AUSTIN, Texas — A son of Depression-era Oklahoma, Darrell Royal came to Texas to take over a sleeping giant of a football program. Over 20 years, his folksy approach to sports and life, his inventive wishbone offense and a victory in the Game of the Century — where a U.S. president declared his team national champion — made him an icon of college football.
Royal, who won two national titles and turned the Longhorns program into a national power, died early Wednesday at age 88 of complications from cardiovascular disease, school spokesman Bill Little said. Royal also had suffered from Alzheimer's disease.
Royal didn't have a single losing season in his 23 years as a head coach at Texas, Mississippi State and Washington. Known for stout defenses and punishing running attacks, his Texas teams boasted a 167-47-5 record from 1957-1976, the best mark in the nation.

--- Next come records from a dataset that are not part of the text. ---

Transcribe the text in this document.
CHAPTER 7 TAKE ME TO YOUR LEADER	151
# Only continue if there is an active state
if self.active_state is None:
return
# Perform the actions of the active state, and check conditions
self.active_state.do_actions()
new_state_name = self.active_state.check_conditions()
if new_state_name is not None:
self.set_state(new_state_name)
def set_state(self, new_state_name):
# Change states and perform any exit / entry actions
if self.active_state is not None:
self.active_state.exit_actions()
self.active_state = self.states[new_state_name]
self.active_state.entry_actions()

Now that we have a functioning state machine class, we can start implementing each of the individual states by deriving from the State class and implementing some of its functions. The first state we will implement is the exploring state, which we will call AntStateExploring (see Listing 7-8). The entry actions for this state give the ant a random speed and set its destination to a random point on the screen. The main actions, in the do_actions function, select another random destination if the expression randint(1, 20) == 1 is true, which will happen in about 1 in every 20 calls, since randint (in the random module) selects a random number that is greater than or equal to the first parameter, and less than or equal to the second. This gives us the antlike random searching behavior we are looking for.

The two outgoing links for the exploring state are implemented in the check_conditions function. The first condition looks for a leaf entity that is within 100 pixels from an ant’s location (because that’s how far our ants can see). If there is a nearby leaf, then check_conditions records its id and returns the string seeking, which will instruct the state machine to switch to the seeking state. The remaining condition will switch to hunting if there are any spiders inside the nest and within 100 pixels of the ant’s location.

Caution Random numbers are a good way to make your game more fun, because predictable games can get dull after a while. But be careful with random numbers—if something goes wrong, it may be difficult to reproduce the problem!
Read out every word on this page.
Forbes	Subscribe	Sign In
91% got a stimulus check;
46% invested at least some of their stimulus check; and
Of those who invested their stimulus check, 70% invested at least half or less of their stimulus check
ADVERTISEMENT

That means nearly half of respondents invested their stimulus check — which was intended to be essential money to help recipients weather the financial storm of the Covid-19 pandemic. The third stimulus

It was fun, Royal told The Associated Press in 2007. All the days I was coaching at Texas, I knew this would be my last coaching job. I knew it when I got here.
Royal led the Longhorns to a 6-3-1 record in his first season, but he was so sickened by Mississippi's 39-7 thrashing of his team in the Sugar Bowl that he gave away the commemorative bowl watch he received.
Under Royal, Texas won 11 Southwest Conference titles, 10 Cotton Bowl championships and national championships in 1963 and 1969, going 11-0 each time. The Longhorns also won a share of the 1970 national title, earning him an immense national stature. Royal was inducted into the College Football Hall of Fame in 1983.
Funeral arrangements were not immediately announced, but Royal will be buried at the Texas State Cemetery in Austin, an honor typically reserved for military and political leaders.
On Saturday, the Longhorns will honor Royal at their home game against Iowa State by wearing DKR stickers on their helmets and by lining up in the wishbone formation, which Royal used to such great success, for their first offensive snap.
Today is a very sad day. I lost a wonderful friend, a mentor, a confidant and my hero. College football lost maybe its best ever and the world lost a great man, Texas coach Mack Brown. His council and friendship meant a lot to me before I came to Texas, but it's been my guiding light for my 15 years here.